[Haskell-cafe] Re: what is inverse of mzero and return?

[Keean Schupke]

Jules Bean wrote:

>
> I've lost track of what you mean by 'this case' and indeed of what you 
> mean by 'join' (did you mean mplus? the word join is normally used for 
> the operation of type m (m a) -> m a, which is not often used directly 
> in haskell)
>
> However, even addressing your point about endofunctors: for two 
> endofunctors to be equal, they must be equal on all objects and all 
> morphisms, which effectively means they must be pointwise equal on all 
> values.
>
> Jules
>
I think the endofunctors are defined on the types, not the values 
though. So the object of the category is the endofunctor (Type -> Type), 
and unit and join are the identity and binary associative operator on 
which a Monad is defined. return and bind are defined in terms of unit 
and join.

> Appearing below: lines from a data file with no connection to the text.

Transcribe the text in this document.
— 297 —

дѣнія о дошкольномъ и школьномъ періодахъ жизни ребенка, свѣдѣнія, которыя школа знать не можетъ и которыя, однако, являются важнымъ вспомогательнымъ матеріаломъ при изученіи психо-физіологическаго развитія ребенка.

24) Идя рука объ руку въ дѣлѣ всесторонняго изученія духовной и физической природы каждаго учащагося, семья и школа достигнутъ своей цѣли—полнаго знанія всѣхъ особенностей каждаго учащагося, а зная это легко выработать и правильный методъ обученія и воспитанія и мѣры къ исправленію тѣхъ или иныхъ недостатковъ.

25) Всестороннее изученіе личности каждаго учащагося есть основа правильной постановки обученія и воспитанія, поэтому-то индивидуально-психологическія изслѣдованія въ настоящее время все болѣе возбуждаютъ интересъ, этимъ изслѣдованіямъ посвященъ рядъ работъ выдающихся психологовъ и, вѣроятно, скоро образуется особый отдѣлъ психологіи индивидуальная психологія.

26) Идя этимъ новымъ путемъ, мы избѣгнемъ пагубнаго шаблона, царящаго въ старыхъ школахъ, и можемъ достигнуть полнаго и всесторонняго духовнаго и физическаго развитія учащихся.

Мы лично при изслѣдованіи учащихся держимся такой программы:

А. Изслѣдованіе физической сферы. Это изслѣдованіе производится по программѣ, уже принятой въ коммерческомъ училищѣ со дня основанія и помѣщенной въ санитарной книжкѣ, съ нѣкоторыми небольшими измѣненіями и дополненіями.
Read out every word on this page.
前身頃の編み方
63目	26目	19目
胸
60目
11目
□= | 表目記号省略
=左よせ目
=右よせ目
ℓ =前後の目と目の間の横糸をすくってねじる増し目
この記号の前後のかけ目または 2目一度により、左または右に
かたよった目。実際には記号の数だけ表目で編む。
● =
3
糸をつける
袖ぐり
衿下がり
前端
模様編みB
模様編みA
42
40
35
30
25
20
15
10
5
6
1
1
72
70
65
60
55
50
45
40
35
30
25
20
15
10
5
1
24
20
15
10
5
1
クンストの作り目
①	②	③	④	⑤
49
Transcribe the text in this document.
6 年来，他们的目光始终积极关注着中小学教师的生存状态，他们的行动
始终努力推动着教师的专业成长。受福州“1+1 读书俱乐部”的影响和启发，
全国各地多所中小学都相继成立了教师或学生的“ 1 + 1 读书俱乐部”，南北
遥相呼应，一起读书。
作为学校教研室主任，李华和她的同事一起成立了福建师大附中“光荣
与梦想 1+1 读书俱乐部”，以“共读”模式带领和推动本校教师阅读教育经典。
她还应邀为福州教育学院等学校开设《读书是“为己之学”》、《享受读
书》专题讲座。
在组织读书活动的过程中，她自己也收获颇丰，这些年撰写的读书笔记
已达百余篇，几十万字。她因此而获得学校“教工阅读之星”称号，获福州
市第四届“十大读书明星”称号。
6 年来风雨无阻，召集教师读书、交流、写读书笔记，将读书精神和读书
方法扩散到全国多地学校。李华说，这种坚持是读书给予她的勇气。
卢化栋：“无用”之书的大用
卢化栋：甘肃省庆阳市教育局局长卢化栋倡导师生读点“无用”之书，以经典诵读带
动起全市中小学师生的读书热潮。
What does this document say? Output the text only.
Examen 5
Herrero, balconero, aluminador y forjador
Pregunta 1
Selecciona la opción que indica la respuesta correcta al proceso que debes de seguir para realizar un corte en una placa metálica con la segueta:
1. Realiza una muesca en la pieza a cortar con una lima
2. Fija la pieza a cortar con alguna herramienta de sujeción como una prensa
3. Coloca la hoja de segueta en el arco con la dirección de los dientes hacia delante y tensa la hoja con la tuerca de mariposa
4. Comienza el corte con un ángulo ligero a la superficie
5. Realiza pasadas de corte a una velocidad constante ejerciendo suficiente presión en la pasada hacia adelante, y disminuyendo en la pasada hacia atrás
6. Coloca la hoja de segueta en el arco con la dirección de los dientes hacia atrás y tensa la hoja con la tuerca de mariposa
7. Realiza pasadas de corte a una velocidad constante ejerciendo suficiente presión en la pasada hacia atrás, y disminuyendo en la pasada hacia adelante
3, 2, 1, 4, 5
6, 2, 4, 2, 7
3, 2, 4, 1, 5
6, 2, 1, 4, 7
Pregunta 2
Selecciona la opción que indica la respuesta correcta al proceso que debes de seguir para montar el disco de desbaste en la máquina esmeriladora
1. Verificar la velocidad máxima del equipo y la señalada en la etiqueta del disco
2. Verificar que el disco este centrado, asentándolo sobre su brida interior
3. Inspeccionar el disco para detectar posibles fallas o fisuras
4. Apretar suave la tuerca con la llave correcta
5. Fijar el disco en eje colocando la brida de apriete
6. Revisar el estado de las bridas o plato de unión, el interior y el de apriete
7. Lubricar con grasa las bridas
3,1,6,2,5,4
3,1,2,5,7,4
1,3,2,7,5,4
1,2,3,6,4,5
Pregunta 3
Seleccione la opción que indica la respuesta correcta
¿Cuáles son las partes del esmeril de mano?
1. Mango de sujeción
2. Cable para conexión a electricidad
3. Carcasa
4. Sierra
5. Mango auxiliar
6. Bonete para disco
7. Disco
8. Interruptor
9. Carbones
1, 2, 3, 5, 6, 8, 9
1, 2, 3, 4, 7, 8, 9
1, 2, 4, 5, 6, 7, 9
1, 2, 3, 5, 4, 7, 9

So unit is the identity which when joined to the endofunctor 
(Type -> Type) results in the same endofunctor... Therefor:

    (Type -> Type) `join` unit => (Type -> Type)

Now as the type of the IO monad is "IO a" we end up with:

    (IO a -> IO a) `join` unit => (IO a -> IO a)

This is true irrespective of any side effects IO may have, as the type 
is the
same for the IO action no matter what side effects it generates.

At least thats how I understand it...

    Keean.